Kim received the first prize at the Jefferson Symphony Orchestra International Young Artist Competition in 2008, the shared first prize at the 2nd Korea Herald Music Competition in 2010, the first prize at the 15th Eumak Chunchu Concours in 2010, the second prize at the 12th Strad Competition of Korea in 2010, among other national music competitions which he won since he was 8.

In international music competitions, Kim received the diploma at the 29th Rodolfo Lipizer International Violin Competition in 2010, and the 36th Rodolfo Lipizer International Violin Competition in 2017, the third prize at the 5th Yokohama International Music Competition in 2011, the juried prize for encouragement sixth prize at the 60th Nishinihon International Music Competition in 2015, the absolute second prize (first place amongst group) in the no age limit Category I pre-finals round at the International Music Competition Svirel in 2017, and the second prize at the Malta International Music Competition 2017. an honorable mention with good results at the Rising Stars Grand Prix International Music Competition Berlin 2018.

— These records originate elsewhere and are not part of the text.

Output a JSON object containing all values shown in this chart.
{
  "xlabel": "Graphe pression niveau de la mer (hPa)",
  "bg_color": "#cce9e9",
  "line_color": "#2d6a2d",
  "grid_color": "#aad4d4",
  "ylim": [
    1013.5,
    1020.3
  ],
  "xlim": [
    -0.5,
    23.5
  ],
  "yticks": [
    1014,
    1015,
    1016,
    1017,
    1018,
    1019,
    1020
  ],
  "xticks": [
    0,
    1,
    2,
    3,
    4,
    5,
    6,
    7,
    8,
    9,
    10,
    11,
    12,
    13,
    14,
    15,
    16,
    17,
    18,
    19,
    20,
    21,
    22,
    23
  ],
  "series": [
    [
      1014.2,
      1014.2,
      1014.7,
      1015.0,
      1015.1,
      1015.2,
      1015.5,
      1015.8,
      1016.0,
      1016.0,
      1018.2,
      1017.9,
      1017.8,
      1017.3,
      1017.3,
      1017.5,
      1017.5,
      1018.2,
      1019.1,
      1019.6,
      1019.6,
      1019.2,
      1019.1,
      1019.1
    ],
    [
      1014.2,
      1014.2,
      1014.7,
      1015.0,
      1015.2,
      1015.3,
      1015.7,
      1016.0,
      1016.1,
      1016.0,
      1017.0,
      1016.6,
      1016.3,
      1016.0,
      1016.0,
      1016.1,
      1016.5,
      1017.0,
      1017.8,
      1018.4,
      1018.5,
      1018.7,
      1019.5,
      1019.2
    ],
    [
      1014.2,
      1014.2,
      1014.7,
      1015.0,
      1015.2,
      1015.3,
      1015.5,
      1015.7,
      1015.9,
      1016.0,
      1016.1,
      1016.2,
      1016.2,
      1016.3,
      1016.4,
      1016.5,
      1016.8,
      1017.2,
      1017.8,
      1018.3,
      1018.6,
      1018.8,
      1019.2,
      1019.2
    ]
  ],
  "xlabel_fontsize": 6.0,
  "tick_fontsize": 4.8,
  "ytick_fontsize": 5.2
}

He was the recipient of the Salon de Virtuosi in 2006.

==Performances==
Kim performed at the Euro Music Festival the Eumyoun Music Festival, the Great Mountains Music Festival, the Walnut Hill Summer Music Festival, and the Young Musicians Festival. His other performances were at the North American concert halls, Muttart Hall, Winspeare Center, the Lincoln Center, and Yale University.

In addition, he performed at the Metropolitan Museum of Art, the McGraw Hill Financial Young Artists Showcase, the Eugène Ysaÿe Sonatas recital, and the Amsterdam Airport Schiphol "Share your Talent" recital series.

==Instrument==
Kim played the Antonio Stradivari "Lady Tannant" for a single special occasion concert and usually played the Guarneri School violin loaned from the Stradivari Society. Since 2008, he plays with the Sergio Peresson.